One small problem: As people are now finally pointing out, this isn’t the famous Pravda. After the Soviet Union was made to collapse, its official propaganda organ was sold off and eventually closed. There is no more “Pravda,” omnipresent national newspaper in which the Kremlin disseminates the party line to the oppressed masses. There is now Pravda, the struggling, thrice-weekly organ of the remains of the Communist Party, and Pravda.ru, a sensationalistic online-only news site few people in Russia take seriously.
So, after Vladimir Putin published a provocative column in America’s most prominent and trusted newspaper, John McCain basically submitted his response to the Russian equivalent of the Daily Blaze. After you read his impassioned words, you can scroll down to Pravda’s enlightening “photos of celebrities” section. Or why not check out Lady Pravda for your love and beauty tips? McCain really couldn’t have found a better way to illustrate that he’s a befuddled Cold War relic with no idea whatsoever what Russia is like in 2013.
Sen. McCain was goaded into this by Foreign Policy’s John Hudson, and some, like Dave Weigel, did point out earlier that McCain was effectively being pranked into submitting his serious editorial to a conspiracy site capitalizing on a famous name.
But there’s no one McCain can blame but himself. A few minutes of research — or any working knowledge of modern Russia, I guess — would’ve saved McCain some embarrassment. He almost got it right, sort of. One of Russia’s bigger newspapers is Komsomolskaya Pravda, or Komsomol Truth — not to be confused with plain “Truth” — and today Komsomol Truth is straight-up mocking McCain. Here is the very bad Google translation:
Iron man, U.S. Senator John McCain. He promised to write a column in the “truth” and did. True, “Pravda.Ru”, but this is small. You could have a “spark” to write “, but did not find, I guess. Or did not know what was, and a newspaper.
(“Spark” was the pre-revolution socialist newspaper run by Lenin and his allies. It ceased publishing in 1905.)

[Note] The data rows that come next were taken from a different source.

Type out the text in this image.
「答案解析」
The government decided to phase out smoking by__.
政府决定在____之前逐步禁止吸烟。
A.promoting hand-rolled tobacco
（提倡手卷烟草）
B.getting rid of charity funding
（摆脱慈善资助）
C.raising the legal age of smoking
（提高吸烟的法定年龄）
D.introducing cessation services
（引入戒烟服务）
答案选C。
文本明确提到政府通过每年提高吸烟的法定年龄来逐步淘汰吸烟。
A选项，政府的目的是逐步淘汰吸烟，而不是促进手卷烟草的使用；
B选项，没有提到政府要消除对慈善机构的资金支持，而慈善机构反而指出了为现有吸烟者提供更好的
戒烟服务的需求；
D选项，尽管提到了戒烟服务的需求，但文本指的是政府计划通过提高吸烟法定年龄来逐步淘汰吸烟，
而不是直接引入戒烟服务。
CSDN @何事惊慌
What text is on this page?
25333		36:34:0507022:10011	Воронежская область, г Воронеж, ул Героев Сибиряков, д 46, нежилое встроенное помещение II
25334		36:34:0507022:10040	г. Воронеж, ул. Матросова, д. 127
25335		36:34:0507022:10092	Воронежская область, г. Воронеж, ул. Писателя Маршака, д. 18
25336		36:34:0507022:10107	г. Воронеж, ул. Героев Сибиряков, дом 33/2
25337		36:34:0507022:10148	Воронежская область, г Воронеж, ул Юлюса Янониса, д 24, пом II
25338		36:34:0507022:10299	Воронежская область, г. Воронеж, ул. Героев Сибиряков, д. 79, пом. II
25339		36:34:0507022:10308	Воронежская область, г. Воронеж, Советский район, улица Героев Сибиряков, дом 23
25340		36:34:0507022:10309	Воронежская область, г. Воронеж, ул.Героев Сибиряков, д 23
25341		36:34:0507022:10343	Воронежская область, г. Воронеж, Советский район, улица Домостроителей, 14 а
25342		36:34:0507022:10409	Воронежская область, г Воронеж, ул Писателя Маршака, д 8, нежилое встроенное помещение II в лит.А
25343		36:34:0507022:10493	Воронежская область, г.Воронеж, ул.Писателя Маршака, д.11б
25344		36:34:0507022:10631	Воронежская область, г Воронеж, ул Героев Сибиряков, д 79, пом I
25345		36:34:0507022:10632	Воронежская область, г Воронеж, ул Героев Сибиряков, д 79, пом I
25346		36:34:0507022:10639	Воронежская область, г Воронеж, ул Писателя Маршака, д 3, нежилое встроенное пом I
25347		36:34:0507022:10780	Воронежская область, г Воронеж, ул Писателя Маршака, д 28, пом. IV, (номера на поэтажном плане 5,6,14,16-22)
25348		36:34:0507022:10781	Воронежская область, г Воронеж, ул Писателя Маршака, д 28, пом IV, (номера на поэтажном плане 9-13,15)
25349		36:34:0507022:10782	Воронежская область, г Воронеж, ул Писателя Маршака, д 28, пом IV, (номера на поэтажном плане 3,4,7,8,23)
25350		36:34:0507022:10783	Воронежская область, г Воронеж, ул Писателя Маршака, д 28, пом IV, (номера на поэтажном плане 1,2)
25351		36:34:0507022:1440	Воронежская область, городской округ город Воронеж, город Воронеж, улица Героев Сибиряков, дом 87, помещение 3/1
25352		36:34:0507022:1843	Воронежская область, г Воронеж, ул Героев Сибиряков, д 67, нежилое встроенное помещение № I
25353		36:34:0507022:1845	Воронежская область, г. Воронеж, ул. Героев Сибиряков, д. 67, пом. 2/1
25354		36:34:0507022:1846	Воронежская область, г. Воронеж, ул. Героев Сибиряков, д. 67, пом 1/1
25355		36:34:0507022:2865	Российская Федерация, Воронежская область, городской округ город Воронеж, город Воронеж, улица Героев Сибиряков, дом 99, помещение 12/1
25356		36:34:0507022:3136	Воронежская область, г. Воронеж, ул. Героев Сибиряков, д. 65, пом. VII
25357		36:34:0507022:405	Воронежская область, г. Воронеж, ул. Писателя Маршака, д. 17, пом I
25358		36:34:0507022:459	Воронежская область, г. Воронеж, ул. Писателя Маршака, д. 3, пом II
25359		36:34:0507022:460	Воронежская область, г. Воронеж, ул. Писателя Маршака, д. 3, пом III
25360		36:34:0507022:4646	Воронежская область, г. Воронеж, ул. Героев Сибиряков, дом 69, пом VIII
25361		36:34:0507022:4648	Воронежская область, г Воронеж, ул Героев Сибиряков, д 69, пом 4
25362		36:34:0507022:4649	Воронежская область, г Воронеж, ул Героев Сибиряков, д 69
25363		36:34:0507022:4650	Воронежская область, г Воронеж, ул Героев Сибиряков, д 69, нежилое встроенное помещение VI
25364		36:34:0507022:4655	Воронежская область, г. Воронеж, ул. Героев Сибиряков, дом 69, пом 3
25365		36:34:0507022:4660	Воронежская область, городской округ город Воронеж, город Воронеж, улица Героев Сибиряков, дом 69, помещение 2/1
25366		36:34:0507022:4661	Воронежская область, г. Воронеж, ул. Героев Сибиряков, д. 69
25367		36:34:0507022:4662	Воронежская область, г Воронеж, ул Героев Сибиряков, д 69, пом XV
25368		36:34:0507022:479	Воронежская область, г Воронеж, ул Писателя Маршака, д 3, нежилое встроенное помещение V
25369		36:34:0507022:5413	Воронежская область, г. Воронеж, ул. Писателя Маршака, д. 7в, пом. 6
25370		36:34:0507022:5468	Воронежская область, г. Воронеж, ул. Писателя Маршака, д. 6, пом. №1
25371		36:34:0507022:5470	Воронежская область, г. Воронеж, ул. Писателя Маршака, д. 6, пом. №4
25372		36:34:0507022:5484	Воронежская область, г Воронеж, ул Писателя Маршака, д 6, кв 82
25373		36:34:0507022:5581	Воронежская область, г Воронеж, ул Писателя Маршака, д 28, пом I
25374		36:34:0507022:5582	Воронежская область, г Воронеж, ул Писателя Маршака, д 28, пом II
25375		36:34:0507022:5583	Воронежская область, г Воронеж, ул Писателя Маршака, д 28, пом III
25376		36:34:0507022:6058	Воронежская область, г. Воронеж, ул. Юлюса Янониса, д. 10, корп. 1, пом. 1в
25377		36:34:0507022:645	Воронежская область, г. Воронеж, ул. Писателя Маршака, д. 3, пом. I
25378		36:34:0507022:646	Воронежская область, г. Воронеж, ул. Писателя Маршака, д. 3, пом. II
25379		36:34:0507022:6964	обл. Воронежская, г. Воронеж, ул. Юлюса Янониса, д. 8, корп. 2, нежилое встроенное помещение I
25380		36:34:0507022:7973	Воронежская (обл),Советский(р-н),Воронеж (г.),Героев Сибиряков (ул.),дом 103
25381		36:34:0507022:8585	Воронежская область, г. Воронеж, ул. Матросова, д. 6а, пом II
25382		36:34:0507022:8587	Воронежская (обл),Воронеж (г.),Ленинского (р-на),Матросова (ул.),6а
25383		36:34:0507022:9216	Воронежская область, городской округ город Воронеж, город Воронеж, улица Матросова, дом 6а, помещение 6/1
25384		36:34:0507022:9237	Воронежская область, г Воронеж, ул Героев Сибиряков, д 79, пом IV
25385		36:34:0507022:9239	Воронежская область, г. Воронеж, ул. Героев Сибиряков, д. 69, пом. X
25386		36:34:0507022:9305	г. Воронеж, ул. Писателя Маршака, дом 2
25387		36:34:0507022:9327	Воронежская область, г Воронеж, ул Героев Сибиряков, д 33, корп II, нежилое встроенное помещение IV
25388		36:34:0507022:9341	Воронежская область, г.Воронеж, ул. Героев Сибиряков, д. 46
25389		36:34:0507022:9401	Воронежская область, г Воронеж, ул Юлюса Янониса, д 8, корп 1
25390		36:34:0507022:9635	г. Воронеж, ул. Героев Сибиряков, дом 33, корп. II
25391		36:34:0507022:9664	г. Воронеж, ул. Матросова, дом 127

If McCain had wanted to write in a Soviet-era paper for the symbolism, he could’ve picked one of the ones that are still publishing. Pravda was the official paper of the party, but the USSR had lots of newspapers, and not all of them are now defunct. The Soviet Union’s actual “paper of record,” Izvestia, is still around, and today it has a fun interview with the chairman of “Pravda.ru” in which it repeatedly asks him how and why McCain published an Op-Ed at his website instead of at an actual newspaper, like Izvestia.
Even if he’d picked an actual newspaper, McCain’s central conceit would still have been wrong. “A Russian citizen could not publish a testament like the one I just offered,” he wrote in his editorial after some boilerplate about the importance of self-determination. That is not remotely true. Russia has hundreds of daily newspapers representing a broad array of viewpoints. There are pro-Kremlin papers and pro-opposition papers. Russia has, in Novaya Gazeta, an award-winning investigative newspaper. Russians have access to anti-Putin journalism if they want it. The state, as I understand it, recognized long ago that controlling television is more useful than censoring newspapers. McCain could’ve easily placed his column in an actual newspaper that prints actual copies that actual Russians read, and I can’t imagine why any paper would’ve been scared to print it. (It’s far too ridiculous.)
If McCain’s mission was to prove that the United States is run by solipsistic buffoons who don’t even try to understand anything about the rest of the world before they go blundering out shouting hypocritical nonsense about freedom, well, mission accomplished. Way to make Putin look like a wise and prudent statesman, Senator.